Dickens, one of the most natural writers who ever lived, poured out his manic and depressive moods all over the paper, with the ease of someone emptying a bucket. If ever the man was the style, he was. Of course, he made heavy corrections: most writers do. But the first instinctual setting down of what he wanted to say was the best part of himself.
‘I remember the players have often mentioned it as an honour to Shakespeare that in his writing … he never blotted out a line. My answer hath been “would he had blotted a thousand.”’ This could only have come from Ben Jonson who, except when he was writing lyrics or letting his dramatic vein run freely, was something of a classical pedant.
No one can deny James Joyce style, especially in the fine early books, like Dubliners and Portrait of the Artist as a Young Man, but in Ulysses and above all in Finnegan’s Wake, he has gone all out for the deliberate creation of a ‘style’ like a greyhound after an electric hare.

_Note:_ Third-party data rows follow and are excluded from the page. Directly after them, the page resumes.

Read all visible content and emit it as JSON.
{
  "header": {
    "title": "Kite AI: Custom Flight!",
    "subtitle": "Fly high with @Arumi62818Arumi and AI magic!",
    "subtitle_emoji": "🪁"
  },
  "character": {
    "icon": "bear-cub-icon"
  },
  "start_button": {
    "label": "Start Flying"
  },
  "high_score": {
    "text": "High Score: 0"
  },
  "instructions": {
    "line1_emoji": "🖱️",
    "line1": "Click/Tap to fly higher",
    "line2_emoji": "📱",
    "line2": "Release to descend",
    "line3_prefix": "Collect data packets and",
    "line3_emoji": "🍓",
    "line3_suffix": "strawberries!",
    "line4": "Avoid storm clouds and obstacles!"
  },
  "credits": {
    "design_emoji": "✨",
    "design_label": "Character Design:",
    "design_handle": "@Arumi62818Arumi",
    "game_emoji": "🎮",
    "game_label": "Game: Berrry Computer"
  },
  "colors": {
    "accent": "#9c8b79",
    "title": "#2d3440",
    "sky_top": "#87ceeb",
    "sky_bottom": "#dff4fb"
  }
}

The results of this immense struggle (the hare was caught in Ulysses, anyway) are often exciting and beautiful: but they make rather for music, or poetry, or sometimes grand opera, than they do for the creation of a novel. Joyce, like Jonson, was a pedant and there all resemblance ceases.

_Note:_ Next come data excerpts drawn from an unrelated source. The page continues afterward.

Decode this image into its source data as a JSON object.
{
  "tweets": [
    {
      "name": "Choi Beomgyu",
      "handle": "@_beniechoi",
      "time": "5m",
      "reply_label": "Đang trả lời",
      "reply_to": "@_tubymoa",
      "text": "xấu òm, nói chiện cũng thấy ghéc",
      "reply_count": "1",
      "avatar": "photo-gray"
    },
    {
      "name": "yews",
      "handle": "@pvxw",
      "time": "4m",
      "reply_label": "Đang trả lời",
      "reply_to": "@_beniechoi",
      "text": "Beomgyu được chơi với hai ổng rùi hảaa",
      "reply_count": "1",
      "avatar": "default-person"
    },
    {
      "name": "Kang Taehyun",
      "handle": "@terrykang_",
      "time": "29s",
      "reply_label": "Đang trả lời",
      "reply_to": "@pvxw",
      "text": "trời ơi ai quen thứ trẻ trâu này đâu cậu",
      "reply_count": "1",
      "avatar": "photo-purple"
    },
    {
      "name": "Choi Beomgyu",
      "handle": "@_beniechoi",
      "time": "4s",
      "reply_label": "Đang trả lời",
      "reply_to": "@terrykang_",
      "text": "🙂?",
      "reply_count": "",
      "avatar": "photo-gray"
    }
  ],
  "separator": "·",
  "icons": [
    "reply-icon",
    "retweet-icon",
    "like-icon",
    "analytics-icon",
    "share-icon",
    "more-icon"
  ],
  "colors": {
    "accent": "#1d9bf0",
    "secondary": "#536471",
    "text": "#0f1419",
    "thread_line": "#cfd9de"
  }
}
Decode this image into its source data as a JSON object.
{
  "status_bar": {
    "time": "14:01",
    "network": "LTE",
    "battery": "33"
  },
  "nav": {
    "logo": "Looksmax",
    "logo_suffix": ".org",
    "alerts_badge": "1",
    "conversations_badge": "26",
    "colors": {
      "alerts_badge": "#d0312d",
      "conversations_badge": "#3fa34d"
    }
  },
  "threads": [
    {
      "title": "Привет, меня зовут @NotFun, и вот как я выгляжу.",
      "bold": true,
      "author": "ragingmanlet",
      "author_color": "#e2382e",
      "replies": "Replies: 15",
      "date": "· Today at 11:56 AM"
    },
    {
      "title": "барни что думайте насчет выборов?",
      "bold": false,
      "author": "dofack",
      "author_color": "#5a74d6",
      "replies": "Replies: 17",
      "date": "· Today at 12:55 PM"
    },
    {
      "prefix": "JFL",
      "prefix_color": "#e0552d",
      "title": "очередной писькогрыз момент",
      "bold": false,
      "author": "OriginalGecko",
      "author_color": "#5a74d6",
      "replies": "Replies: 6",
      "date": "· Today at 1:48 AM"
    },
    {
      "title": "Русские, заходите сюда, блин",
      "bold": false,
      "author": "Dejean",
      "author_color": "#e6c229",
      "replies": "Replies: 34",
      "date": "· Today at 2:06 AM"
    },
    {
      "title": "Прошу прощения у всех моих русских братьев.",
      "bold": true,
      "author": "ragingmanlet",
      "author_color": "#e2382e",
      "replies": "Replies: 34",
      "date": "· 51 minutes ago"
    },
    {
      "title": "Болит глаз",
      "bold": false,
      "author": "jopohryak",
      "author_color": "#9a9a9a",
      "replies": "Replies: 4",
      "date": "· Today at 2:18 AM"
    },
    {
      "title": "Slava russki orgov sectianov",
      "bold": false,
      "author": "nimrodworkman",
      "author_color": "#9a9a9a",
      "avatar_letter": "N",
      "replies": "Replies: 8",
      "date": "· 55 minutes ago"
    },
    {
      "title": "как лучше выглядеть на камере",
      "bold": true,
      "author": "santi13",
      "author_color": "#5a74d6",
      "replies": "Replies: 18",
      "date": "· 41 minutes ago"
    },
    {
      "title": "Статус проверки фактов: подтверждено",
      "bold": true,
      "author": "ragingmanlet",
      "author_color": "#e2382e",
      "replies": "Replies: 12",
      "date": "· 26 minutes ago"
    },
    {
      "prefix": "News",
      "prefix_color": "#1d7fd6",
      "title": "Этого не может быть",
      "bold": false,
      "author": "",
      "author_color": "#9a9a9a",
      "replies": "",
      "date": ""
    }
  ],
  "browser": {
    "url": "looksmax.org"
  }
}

Trollope is a far better stylist than is generally thought. His human understanding and compassion, his splendid dialogue, all make for a style of his own: though he wrote sloppily at times, and I personally would he had blotted a thousand sub-plots. But then, poor chap, he gave the game away when, in his Autobiography, he admitted the speed and the discipline with which he wrote. Many writers are given to both speed and discipline, but they tend to conceal the fact. In Trollope’s day, more than perhaps in ours, the stereotype of the romantic writer, with exophthalmic eyes wildly rolling in search of something called ‘inspiration’; working in sudden bursts and pardonably drunk (or tubercular) between times, was dear to the heart of the public. Trollope actually worked most industriously in the Post Of
fice and took his pleasure in the hunting-field: and had the lack of tact to say so. His finest work lies, perhaps, in his great set-scenes: Mr Crawley confronting Mrs Proudie at the Bishop’s Palace: the Duke of Omnium rebuking Lady Glencora for her electoral indiscretions: the same Duke, delighted to find that his two wild sons had, for once, joined him at breakfast just to give him pleasure, trying to repay them by kind little jokes and well-meant homilies. Many others. Here is the true ‘style’, if it is looked for.

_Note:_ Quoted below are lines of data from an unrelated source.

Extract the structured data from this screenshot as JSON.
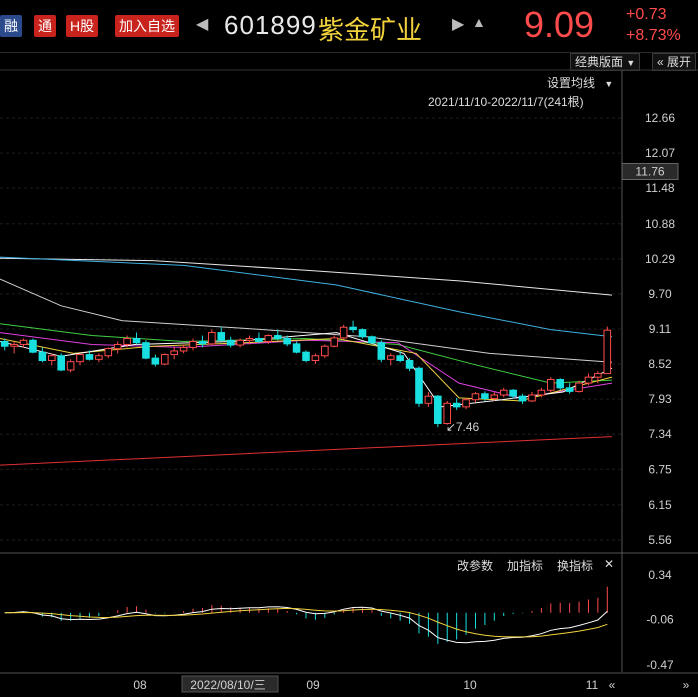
{
  "header": {
    "tags": [
      "融",
      "通",
      "H股",
      "加入自选"
    ],
    "stock_code": "601899",
    "stock_name": "紫金矿业",
    "price": "9.09",
    "change": "+0.73",
    "change_pct": "+8.73%",
    "prev_icon": "triangle-left-icon",
    "next_icon": "triangle-right-icon",
    "bell_icon": "bell-icon"
  },
  "toolbar": {
    "layout_label": "经典版面",
    "expand_label": "展开",
    "ma_setting_label": "设置均线",
    "range_label": "2021/11/10-2022/11/7(241根)"
  },
  "indicator_toolbar": {
    "params_label": "改参数",
    "add_label": "加指标",
    "switch_label": "换指标"
  },
  "colors": {
    "up": "#ff4b4b",
    "down": "#19e0e0",
    "ma5": "#ffffff",
    "ma10": "#f2d23c",
    "ma20": "#e040e0",
    "ma30": "#40d040",
    "ma60": "#d0d0d0",
    "ma120": "#40b0e0",
    "ma250": "#e8e8e8",
    "trend": "#e03030"
  },
  "chart_data": {
    "type": "candlestick",
    "y_ticks": [
      "12.66",
      "12.07",
      "11.48",
      "10.88",
      "10.29",
      "9.70",
      "9.11",
      "8.52",
      "7.93",
      "7.34",
      "6.75",
      "6.15",
      "5.56"
    ],
    "current_marker": "11.76",
    "low_annotation": "7.46",
    "x_labels": [
      "08",
      "2022/08/10/三",
      "09",
      "10",
      "11"
    ],
    "indicator_ticks": [
      "0.34",
      "-0.06",
      "-0.47"
    ],
    "ylim": [
      5.56,
      12.66
    ],
    "candles": [
      [
        8.9,
        8.95,
        8.75,
        8.82
      ],
      [
        8.82,
        8.9,
        8.7,
        8.85
      ],
      [
        8.85,
        8.95,
        8.8,
        8.92
      ],
      [
        8.92,
        8.95,
        8.7,
        8.72
      ],
      [
        8.72,
        8.8,
        8.55,
        8.58
      ],
      [
        8.58,
        8.7,
        8.5,
        8.66
      ],
      [
        8.66,
        8.7,
        8.4,
        8.42
      ],
      [
        8.42,
        8.6,
        8.38,
        8.56
      ],
      [
        8.56,
        8.7,
        8.5,
        8.68
      ],
      [
        8.68,
        8.75,
        8.58,
        8.6
      ],
      [
        8.6,
        8.7,
        8.55,
        8.66
      ],
      [
        8.66,
        8.8,
        8.62,
        8.78
      ],
      [
        8.78,
        8.9,
        8.7,
        8.85
      ],
      [
        8.85,
        9.0,
        8.8,
        8.95
      ],
      [
        8.95,
        9.05,
        8.85,
        8.88
      ],
      [
        8.88,
        8.92,
        8.6,
        8.62
      ],
      [
        8.62,
        8.68,
        8.48,
        8.52
      ],
      [
        8.52,
        8.7,
        8.5,
        8.68
      ],
      [
        8.68,
        8.8,
        8.6,
        8.74
      ],
      [
        8.74,
        8.85,
        8.7,
        8.8
      ],
      [
        8.8,
        8.95,
        8.75,
        8.9
      ],
      [
        8.9,
        9.0,
        8.8,
        8.86
      ],
      [
        8.86,
        9.1,
        8.84,
        9.05
      ],
      [
        9.05,
        9.15,
        8.9,
        8.92
      ],
      [
        8.92,
        8.98,
        8.8,
        8.84
      ],
      [
        8.84,
        8.95,
        8.8,
        8.92
      ],
      [
        8.92,
        9.0,
        8.85,
        8.95
      ],
      [
        8.95,
        9.05,
        8.88,
        8.9
      ],
      [
        8.9,
        9.02,
        8.86,
        9.0
      ],
      [
        9.0,
        9.1,
        8.92,
        8.95
      ],
      [
        8.95,
        9.0,
        8.82,
        8.86
      ],
      [
        8.86,
        8.9,
        8.7,
        8.72
      ],
      [
        8.72,
        8.75,
        8.55,
        8.58
      ],
      [
        8.58,
        8.7,
        8.52,
        8.66
      ],
      [
        8.66,
        8.85,
        8.62,
        8.82
      ],
      [
        8.82,
        9.0,
        8.8,
        8.96
      ],
      [
        8.96,
        9.18,
        8.94,
        9.14
      ],
      [
        9.14,
        9.25,
        9.05,
        9.1
      ],
      [
        9.1,
        9.12,
        8.95,
        8.98
      ],
      [
        8.98,
        9.0,
        8.85,
        8.88
      ],
      [
        8.88,
        8.92,
        8.55,
        8.6
      ],
      [
        8.6,
        8.7,
        8.5,
        8.66
      ],
      [
        8.66,
        8.74,
        8.55,
        8.58
      ],
      [
        8.58,
        8.62,
        8.4,
        8.45
      ],
      [
        8.45,
        8.48,
        7.8,
        7.86
      ],
      [
        7.86,
        8.05,
        7.8,
        7.98
      ],
      [
        7.98,
        8.0,
        7.46,
        7.52
      ],
      [
        7.52,
        7.9,
        7.5,
        7.86
      ],
      [
        7.86,
        7.95,
        7.75,
        7.8
      ],
      [
        7.8,
        7.95,
        7.76,
        7.92
      ],
      [
        7.92,
        8.05,
        7.88,
        8.02
      ],
      [
        8.02,
        8.06,
        7.9,
        7.94
      ],
      [
        7.94,
        8.05,
        7.9,
        8.0
      ],
      [
        8.0,
        8.12,
        7.96,
        8.08
      ],
      [
        8.08,
        8.1,
        7.94,
        7.98
      ],
      [
        7.98,
        8.02,
        7.85,
        7.9
      ],
      [
        7.9,
        8.05,
        7.88,
        8.0
      ],
      [
        8.0,
        8.12,
        7.96,
        8.08
      ],
      [
        8.08,
        8.3,
        8.05,
        8.26
      ],
      [
        8.26,
        8.28,
        8.08,
        8.12
      ],
      [
        8.12,
        8.2,
        8.02,
        8.06
      ],
      [
        8.06,
        8.24,
        8.04,
        8.2
      ],
      [
        8.2,
        8.36,
        8.16,
        8.3
      ],
      [
        8.3,
        8.4,
        8.2,
        8.36
      ],
      [
        8.36,
        9.15,
        8.36,
        9.09
      ]
    ],
    "ma_series": [
      {
        "key": "ma250",
        "points": [
          [
            0,
            10.3
          ],
          [
            0.25,
            10.26
          ],
          [
            0.5,
            10.1
          ],
          [
            0.75,
            9.92
          ],
          [
            1.0,
            9.68
          ]
        ]
      },
      {
        "key": "ma120",
        "points": [
          [
            0,
            10.32
          ],
          [
            0.3,
            10.18
          ],
          [
            0.55,
            9.85
          ],
          [
            0.75,
            9.4
          ],
          [
            0.9,
            9.1
          ],
          [
            1.0,
            8.98
          ]
        ]
      },
      {
        "key": "ma60",
        "points": [
          [
            0,
            9.95
          ],
          [
            0.1,
            9.5
          ],
          [
            0.2,
            9.25
          ],
          [
            0.4,
            9.12
          ],
          [
            0.6,
            8.98
          ],
          [
            0.8,
            8.7
          ],
          [
            1.0,
            8.55
          ]
        ]
      },
      {
        "key": "ma30",
        "points": [
          [
            0,
            9.2
          ],
          [
            0.15,
            9.0
          ],
          [
            0.3,
            8.9
          ],
          [
            0.5,
            8.95
          ],
          [
            0.65,
            8.85
          ],
          [
            0.78,
            8.5
          ],
          [
            0.9,
            8.2
          ],
          [
            1.0,
            8.25
          ]
        ]
      },
      {
        "key": "ma20",
        "points": [
          [
            0,
            9.05
          ],
          [
            0.15,
            8.85
          ],
          [
            0.3,
            8.8
          ],
          [
            0.5,
            8.92
          ],
          [
            0.65,
            8.88
          ],
          [
            0.75,
            8.2
          ],
          [
            0.85,
            7.95
          ],
          [
            1.0,
            8.2
          ]
        ]
      },
      {
        "key": "ma10",
        "points": [
          [
            0,
            8.95
          ],
          [
            0.12,
            8.7
          ],
          [
            0.25,
            8.82
          ],
          [
            0.4,
            8.88
          ],
          [
            0.55,
            8.95
          ],
          [
            0.68,
            8.7
          ],
          [
            0.75,
            7.95
          ],
          [
            0.85,
            7.9
          ],
          [
            1.0,
            8.3
          ]
        ]
      },
      {
        "key": "ma5",
        "points": [
          [
            0,
            8.9
          ],
          [
            0.1,
            8.65
          ],
          [
            0.22,
            8.85
          ],
          [
            0.38,
            8.9
          ],
          [
            0.55,
            9.05
          ],
          [
            0.66,
            8.7
          ],
          [
            0.72,
            7.8
          ],
          [
            0.82,
            7.92
          ],
          [
            0.92,
            8.05
          ],
          [
            1.0,
            8.45
          ]
        ]
      }
    ],
    "trend_line": {
      "points": [
        [
          0,
          6.82
        ],
        [
          1.0,
          7.3
        ]
      ]
    }
  }
}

We are still living in an age of ‘experiment’ in art, though this has all too often meant pure stylistic experiment, and no experiment at all in the extension of human understanding. That is why so many ‘experimental’ novelists in this narrow sense, find that very few people read them, and the ordinary cultivated reader has been driven back to history, biography, or the memoirs of soldiers and politicians. As I remarked many years ago, criticism (which tends to admire and to concentrate solely upon ‘experiment’ in style, as style is commonly understood), has been driving art steadily underground. Only a handful of English and American novelists can make a living out of this work alone (without the additions of broadcasting, journalism, or ‘sitting’ on campuses engaged in the hopeful but impossible task of teaching creative writing): and when they do, it is almost always because they care about those outmoded things – as some see it – character, narrative, atmosphere.
Style should only be complex in strict relation to the complexity of the subject: and deliberate obscurity should be checked. The Brothers Karamazov is, in parts, a very difficult book indeed, because it has great intellectual complexities: but Dostoevsky has done nothing to make this worse. In The Devils (usually called The Possessed) I do think he has raised some unnecessary barriers. I once calculated that it was only when I got to p. 247 of my copy that the whole pattern began, enthrallingly, to emerge: but his method in this book is to bemuse for far too long.